The authority’s job evaluation scheme has been implemented and the projected costs of this are reflected in the revenue budget and the authority doesn’t believe that any variation arising from appeals will represent a significant risk to the budget.

The report said it has been possible to accommodate making several temporary post permanent through the delivery of savings.

After allowing for efficiency savings and budget reductions, the employees budget of the authority will be constrained to an increase of about 1.2 per cent next year.

The report said there is a risk the provisions for pay inflation prove insufficient because of inflationary pressures and the proposal is that the authority absorbs any shortfall in next year’s budget.

The report said the premises budget will come under pressure from  inflationary pressures on utility costs and non-domestic rates and continuing cleaning and security costs reflecting new ways of working.

The costs of operational training are increasing within the service reflecting the changing nature of response calls and changing legal requirements and continued investment in ICT systems approved in the current year together with operational equipment demands and the unavoidable inflationary pressures on budgets like insurances will increase supplies and services budgets in the coming year, the report said.

Fulfilling the capital programme on time has been an ongoing problem within the authority, mainly due to the constraints on staff resources to deliver the schemes, the report said.

Significant “carry-over” from year to year was commented on by the external auditors and discussed at previous meetings.

The revenue budget for capital financing costs has been adjusted downward to represent a more conservative budget assumption, the report said.

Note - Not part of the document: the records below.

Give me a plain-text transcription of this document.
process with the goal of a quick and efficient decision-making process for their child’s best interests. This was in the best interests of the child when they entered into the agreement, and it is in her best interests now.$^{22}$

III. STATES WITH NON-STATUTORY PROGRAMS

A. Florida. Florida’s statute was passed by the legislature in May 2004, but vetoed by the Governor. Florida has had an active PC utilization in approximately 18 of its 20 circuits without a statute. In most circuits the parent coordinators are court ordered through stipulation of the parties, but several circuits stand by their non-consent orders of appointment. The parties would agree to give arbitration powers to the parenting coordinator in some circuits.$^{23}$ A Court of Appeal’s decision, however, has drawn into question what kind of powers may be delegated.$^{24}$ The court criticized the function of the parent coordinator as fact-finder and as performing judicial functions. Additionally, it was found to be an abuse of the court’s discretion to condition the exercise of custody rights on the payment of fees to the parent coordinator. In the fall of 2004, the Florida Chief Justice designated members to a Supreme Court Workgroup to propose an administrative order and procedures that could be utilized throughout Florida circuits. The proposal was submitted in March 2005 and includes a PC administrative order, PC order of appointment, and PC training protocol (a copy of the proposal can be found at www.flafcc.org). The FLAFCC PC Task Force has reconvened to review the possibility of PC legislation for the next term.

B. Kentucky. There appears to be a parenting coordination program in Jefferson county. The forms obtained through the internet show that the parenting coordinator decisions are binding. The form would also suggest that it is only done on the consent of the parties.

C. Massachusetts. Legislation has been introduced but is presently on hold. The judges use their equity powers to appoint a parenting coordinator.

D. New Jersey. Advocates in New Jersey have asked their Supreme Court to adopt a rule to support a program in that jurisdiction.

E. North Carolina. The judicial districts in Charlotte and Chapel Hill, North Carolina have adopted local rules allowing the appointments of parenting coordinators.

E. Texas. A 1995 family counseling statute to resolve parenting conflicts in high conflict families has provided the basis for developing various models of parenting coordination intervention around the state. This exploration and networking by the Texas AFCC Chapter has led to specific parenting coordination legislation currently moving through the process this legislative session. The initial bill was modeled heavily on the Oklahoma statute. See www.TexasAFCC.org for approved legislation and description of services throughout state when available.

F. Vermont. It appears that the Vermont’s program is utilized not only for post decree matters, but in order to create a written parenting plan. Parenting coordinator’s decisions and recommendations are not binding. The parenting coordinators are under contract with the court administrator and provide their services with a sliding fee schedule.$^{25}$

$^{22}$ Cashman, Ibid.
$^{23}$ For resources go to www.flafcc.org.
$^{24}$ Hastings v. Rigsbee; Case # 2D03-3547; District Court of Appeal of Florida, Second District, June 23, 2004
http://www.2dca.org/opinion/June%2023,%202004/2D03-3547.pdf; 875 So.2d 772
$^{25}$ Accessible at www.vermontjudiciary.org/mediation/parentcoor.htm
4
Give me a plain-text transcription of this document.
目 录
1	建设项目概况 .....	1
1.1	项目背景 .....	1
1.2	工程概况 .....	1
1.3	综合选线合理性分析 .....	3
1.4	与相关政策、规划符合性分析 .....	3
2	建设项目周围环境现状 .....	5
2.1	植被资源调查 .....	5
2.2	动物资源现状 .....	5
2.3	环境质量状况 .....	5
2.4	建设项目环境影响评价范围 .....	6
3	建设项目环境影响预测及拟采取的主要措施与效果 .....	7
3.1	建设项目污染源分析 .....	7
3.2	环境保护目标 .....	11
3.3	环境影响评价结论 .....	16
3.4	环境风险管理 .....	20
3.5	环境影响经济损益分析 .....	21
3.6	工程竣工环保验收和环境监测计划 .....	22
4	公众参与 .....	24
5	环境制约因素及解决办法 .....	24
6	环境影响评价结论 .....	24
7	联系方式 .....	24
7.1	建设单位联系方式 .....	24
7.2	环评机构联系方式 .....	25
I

Capital financing costs will represent about 6.1 per cent of total budget and on income, the budget assumes an increase in external grant funding streams reflecting currently secured and approved levels.

Cllr Steve Evans, of Torfaen and chair of the fire authority’s finance committee, said: “I think this is the best approach. 2.29 is what has been agreed by most members and is a fair reflection of the current financial situation.”

Cllr Dan Naughton, of Cardiff, asked what leeway the authority had in terms of pay award increases, and the authority’s treasurer Chris Barton said that based on the current underspend they could absorb an increase of around four per cent in the pay award and they would try not to go back to councils in year to ask for more money.

Cllor Wayne Hodgins, of Blaenau Gwent, asked what the provision is for the fact that there will be no more Covid support from Welsh Government.

Mr Barton said they’d reached a position of neutrality on this having broadly dealt with increased costs they’d seen in the past as well as making some savings as a result of Covid on things like travel.

He said they’ve naturally come to a point of not really claiming back anything from Welsh Government so they don’t anticipate that it would affect them significantly going forward but they would have to reconsider if things change and there was another big outbreak.